Trying to find the positive in a negative climate

· by Steve · Read in about 4 min · (696 Words)

We all know that the economy is badly screwed. And this isn’t just some country-specific problem, it’s economic buggery on a global scale, thanks to the wonders of a joined-up international banking system run by people who thought they were a lot smarter than they actually were. “Gold rushes” always collapse eventually, it’s just that in this case the gold rush knew no national boundaries and when it ended, everyone is left with a hangover, even (or perhaps even especially) the people that didn’t benefit stratospherically from the good times.

It’s already getting ugly, and it’s going to get a lot worse.

Like a lot of people, I’m outraged with those that drove this particular bubble to such a bursting point; I’ve always been sensible financially - I only buy things I know I can afford, I make sure I have appropriate plans in the event of bad times, etc, and now I’m paying for other people’s folly anyway. I refused to participate in the Internet bubble in the late 90’s too, knowing full well that it was built on hype and lies - and despite offers to get involved in the booming sector, it just felt wrong to start jumping into something I knew would fall apart at any minute as soon as people woke up and smelled the coffee. Basically, if I wouldn’t invest money in something, I sure as hell wasn’t going to stand there and encourage others to do so, just because we might have a fun ride for a few months. It’s immoral. But, that’s exactly what the supposedly reputable banking sector has been doing for the past few years.

I was annoyed by the Intenet bubble too, that the sector I worked in was crippled for a while by people who didn’t (or refused to) acknowledge that what most of them were doing was total, unsustainable nonsense. The difference that time was that at least it was mostly confined to one sector, to the people that screwed up (although some of us also got dragged into it too). This time of course, everyone suffers.

But, the scale of the repercussions of the utter financial folly of the last few years may have one positive effect - to force people to consider the sustainability of what they do, and to hold others to account in the same way. Short-term thinking, get rich quick schemes, the dream of that ‘one big break’ - all these things are distractions, glittery diamonds dangled just out of your reach that more often than not simply lead you directly over a cliff. I personally think that if people put more thought into how they might positively contribute to the world around them in the long term (as well as making a living of course), and less about how they might be able to get on the cover of Forbes or Hello, or wangle the purchase of yet another unnecessary status symbol, they’d actually be much happier, and we’d all benefit.

The culture of worshipping celebrity, coveting great wealth, chasing the high life - it’s a mirage and entirely void of substance. The few that do make the transition to that kind of life (especially in the public eye) often turn into emotional train-wrecks along the way anyway, so quite why this is a laudable goal is beyond me.

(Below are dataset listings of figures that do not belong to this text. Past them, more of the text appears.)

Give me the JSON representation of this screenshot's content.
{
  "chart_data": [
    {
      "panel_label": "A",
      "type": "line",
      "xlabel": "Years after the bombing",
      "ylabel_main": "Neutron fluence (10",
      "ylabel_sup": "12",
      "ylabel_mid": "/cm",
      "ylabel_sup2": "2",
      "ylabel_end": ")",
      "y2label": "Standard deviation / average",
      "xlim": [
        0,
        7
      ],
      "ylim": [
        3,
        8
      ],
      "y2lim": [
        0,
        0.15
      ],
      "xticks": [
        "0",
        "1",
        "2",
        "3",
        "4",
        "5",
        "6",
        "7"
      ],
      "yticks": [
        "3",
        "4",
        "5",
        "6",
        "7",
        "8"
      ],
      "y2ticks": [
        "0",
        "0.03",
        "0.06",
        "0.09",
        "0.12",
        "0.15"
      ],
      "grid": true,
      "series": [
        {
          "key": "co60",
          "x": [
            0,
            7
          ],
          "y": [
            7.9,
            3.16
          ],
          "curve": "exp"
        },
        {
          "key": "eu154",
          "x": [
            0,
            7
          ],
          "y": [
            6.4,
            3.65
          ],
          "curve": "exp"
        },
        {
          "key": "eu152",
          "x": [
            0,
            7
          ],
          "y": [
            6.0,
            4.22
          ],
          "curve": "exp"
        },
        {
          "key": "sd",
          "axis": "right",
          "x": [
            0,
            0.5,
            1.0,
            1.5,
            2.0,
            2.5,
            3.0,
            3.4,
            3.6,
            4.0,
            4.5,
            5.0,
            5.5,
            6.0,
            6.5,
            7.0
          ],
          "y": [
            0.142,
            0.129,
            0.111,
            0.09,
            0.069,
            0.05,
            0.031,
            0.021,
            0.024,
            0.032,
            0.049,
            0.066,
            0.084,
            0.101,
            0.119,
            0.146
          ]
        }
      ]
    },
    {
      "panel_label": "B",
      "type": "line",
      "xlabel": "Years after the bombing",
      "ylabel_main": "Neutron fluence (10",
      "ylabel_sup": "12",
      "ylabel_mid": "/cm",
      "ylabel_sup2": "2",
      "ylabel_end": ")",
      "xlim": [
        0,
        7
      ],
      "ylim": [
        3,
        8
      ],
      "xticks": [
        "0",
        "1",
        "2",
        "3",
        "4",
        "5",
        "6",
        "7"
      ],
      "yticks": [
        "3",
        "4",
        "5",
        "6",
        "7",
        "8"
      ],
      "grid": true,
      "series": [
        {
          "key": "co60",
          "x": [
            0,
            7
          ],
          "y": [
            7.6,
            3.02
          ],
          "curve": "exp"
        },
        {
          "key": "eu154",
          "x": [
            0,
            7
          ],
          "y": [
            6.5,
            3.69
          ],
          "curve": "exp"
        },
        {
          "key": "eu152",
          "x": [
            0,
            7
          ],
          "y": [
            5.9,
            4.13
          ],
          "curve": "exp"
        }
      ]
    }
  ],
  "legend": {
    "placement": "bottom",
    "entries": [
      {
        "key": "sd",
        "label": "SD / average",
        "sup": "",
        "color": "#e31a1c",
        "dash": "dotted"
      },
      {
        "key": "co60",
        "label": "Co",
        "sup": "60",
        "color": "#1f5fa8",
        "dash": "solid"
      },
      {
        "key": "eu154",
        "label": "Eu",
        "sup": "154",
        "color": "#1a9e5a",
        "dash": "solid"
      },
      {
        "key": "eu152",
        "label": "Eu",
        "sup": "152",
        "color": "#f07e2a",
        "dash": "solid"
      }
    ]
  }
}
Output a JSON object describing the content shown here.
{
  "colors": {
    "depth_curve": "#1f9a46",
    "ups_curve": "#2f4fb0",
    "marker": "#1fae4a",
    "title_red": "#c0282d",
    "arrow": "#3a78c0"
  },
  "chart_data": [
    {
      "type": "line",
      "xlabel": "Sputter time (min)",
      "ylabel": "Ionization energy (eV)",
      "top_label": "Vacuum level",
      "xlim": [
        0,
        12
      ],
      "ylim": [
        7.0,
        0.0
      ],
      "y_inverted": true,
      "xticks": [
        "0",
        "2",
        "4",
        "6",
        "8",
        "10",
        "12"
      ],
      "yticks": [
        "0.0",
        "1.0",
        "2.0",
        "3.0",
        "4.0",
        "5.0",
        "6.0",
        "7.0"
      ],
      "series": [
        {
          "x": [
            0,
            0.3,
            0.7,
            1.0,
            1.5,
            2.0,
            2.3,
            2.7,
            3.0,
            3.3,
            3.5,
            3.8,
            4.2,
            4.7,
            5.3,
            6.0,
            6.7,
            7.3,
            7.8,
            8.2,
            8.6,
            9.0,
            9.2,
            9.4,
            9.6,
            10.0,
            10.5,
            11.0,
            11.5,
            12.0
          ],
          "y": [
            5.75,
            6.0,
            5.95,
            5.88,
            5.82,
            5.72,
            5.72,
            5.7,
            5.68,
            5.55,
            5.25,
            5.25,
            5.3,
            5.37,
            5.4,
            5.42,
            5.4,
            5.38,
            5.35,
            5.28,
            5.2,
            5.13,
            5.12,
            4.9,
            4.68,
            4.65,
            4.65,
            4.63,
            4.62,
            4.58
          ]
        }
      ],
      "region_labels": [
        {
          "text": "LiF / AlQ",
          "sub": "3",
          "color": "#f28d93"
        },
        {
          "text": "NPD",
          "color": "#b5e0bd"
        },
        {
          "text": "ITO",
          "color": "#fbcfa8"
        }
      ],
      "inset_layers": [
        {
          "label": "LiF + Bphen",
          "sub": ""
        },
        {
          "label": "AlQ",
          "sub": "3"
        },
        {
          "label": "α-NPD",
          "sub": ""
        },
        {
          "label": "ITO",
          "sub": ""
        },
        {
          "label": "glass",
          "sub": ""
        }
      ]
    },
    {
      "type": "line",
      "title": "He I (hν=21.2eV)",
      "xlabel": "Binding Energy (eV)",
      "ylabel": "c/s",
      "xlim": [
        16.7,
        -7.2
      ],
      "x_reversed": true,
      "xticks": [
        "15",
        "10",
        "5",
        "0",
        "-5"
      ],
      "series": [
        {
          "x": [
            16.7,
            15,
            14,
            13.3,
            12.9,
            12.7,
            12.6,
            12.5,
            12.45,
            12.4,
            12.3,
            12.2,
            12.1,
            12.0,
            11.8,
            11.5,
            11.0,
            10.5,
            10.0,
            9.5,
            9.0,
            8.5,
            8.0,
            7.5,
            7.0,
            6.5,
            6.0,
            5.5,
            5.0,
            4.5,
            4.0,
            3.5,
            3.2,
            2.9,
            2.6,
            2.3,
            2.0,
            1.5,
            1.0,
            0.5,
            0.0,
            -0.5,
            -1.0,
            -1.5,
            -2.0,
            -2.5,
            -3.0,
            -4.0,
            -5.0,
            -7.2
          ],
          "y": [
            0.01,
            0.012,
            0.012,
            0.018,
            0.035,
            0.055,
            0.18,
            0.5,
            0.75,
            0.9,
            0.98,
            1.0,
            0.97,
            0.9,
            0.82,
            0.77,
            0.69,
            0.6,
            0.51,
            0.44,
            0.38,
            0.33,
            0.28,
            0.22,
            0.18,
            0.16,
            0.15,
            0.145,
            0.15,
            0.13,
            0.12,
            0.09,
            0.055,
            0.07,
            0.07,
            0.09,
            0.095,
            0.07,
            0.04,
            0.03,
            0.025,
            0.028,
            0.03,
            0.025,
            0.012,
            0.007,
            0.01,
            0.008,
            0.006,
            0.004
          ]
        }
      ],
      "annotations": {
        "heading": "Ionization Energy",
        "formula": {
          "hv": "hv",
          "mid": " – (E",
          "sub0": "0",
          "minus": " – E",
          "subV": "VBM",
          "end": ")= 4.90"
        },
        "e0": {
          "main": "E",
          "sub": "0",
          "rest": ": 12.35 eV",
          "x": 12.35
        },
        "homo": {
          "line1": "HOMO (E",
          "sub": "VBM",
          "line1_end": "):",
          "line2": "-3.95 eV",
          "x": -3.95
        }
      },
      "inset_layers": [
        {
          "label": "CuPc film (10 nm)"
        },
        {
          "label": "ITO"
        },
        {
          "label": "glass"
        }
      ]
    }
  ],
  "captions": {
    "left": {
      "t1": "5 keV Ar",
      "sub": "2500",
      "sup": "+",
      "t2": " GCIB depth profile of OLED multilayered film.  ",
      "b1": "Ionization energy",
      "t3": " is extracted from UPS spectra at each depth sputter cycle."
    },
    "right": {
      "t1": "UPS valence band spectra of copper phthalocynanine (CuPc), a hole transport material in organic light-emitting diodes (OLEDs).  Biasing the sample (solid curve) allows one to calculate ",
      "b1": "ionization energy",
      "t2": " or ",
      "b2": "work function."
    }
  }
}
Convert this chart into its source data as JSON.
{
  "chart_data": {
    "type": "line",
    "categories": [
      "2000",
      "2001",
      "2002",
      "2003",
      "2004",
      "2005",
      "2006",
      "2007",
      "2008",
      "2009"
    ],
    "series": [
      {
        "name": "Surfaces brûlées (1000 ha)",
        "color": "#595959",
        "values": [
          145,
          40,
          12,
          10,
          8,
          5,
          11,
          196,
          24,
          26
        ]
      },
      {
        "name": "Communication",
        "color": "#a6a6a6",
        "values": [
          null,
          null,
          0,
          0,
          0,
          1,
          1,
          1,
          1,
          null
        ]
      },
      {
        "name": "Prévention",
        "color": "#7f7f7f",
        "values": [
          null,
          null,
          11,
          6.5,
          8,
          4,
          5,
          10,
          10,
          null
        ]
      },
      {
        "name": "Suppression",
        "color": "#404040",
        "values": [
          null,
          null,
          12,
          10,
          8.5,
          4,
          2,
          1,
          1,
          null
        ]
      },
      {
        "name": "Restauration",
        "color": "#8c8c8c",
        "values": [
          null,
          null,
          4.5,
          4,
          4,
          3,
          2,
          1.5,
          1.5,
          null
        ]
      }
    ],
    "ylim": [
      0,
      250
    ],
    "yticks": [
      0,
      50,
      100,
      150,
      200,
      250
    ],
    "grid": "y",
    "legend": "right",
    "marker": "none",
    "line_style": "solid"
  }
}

Better to aim for real, practical and substantial goals - such as a decent living,  being happy, and preferably doing something with your life that you can feel content with (or even proud of), in a way that doesn’t require that you put a monetary figure on it before you can justify the time you spent doing it.

Maybe facing the reality of the folly that caused this economic recession/depression will trigger some people to reassess their priorities a little. If not, then it’s all been for nothing, and the only legacy will be a small bunch of people having gotten rich on the back of crippling the rest of the world for years afterwards, and the whole thing will be repeated in a decade or so once everyone’s forgotten. I’d rather not think that’s the end result.